I found a local electrologist that works on men’s genital area. They will work for $65/hr if two sessions per week, otherwise it is $70/hr, however, for genital work they want $150/hr which is more than twice as much. Is such a huge markup normal? What have others found to be the price ratio between body areas?
It’s not uncommon for electrologists to charge more for genital work, though more than double the price is quite excessive. Check out this list:
It’s a list of TG-friendly clients. A number of them are willing to work on the genitals, and I bet you can find one who won’t increase the price by THAT much
That’s exorbitant. I’m not sure what they use to justify such a price except maybe ripping off because so few will do such work. Hair is hair. Double the price for just getting over ones moral objections seems like extortion to me and is likely because so few will do it and they think they can get away with it. If it were me, I’d teach them they cant by walking away.
I don’t think it is about moral objection. If it was, charging more would not move them to perform genital electrolysis.
When someone doesn’t want to do a certain task because it is technically harder to reach anothers genital area, they may raise the bar. Some parts of genital work are more challenging to work on and it can wear and tear on the practitioners neck, hands, wrists and back. So, they may discourage people from asking for this service by raising their price. If one agrees to pay the asking price, then that incentivizes the person performing the task to contort and work harder to remove hair, especially if they need to pay the chiropractor or massage therapist after a genital session.
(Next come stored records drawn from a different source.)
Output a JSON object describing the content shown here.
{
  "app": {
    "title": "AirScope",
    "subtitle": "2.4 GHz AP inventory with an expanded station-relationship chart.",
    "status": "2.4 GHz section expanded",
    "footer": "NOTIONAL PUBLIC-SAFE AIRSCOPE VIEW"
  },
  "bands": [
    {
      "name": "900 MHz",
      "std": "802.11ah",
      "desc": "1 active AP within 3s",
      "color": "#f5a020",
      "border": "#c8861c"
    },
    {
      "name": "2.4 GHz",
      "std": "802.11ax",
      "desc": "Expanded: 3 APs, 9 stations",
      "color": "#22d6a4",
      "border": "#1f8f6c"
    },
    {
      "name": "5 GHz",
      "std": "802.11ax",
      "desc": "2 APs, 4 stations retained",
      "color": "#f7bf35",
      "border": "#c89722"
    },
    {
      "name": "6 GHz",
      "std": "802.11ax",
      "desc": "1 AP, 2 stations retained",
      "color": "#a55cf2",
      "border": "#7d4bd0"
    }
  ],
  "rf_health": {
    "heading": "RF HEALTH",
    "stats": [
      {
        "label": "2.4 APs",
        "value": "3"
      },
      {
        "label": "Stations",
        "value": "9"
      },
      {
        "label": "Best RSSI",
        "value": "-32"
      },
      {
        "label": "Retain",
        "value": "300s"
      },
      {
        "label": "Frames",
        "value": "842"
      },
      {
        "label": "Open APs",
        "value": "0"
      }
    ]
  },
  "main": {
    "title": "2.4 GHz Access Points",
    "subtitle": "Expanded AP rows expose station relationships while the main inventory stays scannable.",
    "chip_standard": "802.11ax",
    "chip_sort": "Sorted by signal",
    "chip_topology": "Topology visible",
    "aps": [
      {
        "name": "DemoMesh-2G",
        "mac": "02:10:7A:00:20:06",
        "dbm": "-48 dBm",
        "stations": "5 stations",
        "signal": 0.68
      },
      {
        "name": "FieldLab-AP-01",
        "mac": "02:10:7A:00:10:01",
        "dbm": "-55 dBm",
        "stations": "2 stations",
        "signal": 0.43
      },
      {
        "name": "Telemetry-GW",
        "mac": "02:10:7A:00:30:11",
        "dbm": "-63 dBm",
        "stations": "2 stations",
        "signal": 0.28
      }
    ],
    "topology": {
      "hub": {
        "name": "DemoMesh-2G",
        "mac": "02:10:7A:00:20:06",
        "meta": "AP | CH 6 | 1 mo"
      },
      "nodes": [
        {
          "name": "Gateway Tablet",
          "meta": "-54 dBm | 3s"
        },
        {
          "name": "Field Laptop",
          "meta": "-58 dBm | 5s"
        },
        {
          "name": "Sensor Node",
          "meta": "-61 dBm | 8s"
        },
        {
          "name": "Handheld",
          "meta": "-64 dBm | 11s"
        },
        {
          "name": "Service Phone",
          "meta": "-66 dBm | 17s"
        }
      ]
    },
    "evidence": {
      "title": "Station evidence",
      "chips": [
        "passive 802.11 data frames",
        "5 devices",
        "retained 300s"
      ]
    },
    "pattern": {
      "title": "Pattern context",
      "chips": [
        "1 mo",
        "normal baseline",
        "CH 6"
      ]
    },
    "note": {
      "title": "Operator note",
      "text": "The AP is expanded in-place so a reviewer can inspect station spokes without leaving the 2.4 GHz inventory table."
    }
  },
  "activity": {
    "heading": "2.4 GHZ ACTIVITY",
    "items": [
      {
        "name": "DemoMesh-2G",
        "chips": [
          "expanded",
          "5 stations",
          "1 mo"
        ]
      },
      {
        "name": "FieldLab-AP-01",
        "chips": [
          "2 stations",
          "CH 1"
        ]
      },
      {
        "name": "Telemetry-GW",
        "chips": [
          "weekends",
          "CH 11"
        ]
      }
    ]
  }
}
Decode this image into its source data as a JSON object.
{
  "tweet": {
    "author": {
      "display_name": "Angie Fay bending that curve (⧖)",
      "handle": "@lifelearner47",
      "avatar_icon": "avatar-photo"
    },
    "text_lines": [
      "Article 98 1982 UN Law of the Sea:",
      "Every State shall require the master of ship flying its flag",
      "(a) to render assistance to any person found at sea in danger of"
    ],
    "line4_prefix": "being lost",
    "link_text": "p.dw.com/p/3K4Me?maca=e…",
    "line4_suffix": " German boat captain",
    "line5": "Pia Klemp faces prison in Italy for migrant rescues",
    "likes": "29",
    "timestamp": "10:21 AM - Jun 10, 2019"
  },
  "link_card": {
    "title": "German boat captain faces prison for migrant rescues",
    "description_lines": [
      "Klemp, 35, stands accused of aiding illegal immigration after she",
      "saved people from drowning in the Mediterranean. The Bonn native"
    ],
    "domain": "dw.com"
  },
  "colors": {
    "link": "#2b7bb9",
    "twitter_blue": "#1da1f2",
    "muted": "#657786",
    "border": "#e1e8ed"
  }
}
Other professions charge for challenging work, where extra endurance and expertise is needed, why not electrologists?
If an electrologist does not feel comfortable doing genital work, they usually say something like, “Will only work on areas not covered by underwear” or something similar to that.
It is their call and I don’t think it is about morals, but if it is, they are free to feel the way they feel, like it or not.
I’d find somebody else. Walk away.
Using that list for trans-gender, I found one that is $90/hr genitals vs $75/hr elsewhere, must less of a skew in price. However, they only have 1 1/2 years and 2 1/2 years experience for the two electrologists at that establishment. I stick to the one I found for other body parts since they are less and have almost 30 years experience, but for the genitals, do you think such short experience is okay?
As Dee already mentioned, genital work is a lot harder for the Electrologists; it put a lot more strain on the neck and especially the hands. Otherwise - i.e. regarding insertions and taking of the hair it is more or less a “hair is hair”.
If an electrologist can reliably do body work, she can also reliably do genital work, with comparable efficiency.
BTW, the aditional physical strain in genital work is so large that i can easily understand why some collegues charge more for that service - although i do not.
Absolutely it’s okay, but this depends wholly on skill level which has less to do with experience than you might think. At the very least it’s worth while to have a short test with them, then if you dont like you can always go to the more expensive folks.
What would I be looking for in a short test? I’m new to electrolysis, having only done one session with the 30 year experienced person thus far.
When it comes to charging a price for services its up to the practitioner. Like everything else … Ya need to shop around… however in my office the price is the same from head to toe and yes EVERYTHING IN-BETWEEN!! is the same price. However here the price changes depending on who is working on you and the experience with zapping they have.
Genital work truly is more difficult especially if your setup is not geared for genital work (stirrups). So I could see some practitioners charging more for that service. I would have to agree with izapem, same price head to toe but my office is totally geared towards SRS prep, (stirrups) so the wear and tear on the body is less.
While I am not condoning, nor objecting to the practice of higher charge for this service, I can add that one is LESS capable of working on others after a few hours of this type of work, and one may need to visit a chiropractor and massage therapist at the conclusion of the appointment, so the additional charge is often a reflection of this reality.
Personally, I have to use a different lens to do body work of any kind (can you say large equipment expense), as the one used for face has too short a focal distance to work body without being bent over in a very uncomfortable position. Additionally, the stress on the hands and wrists is higher than facial work, which is the bread and butter of the industry.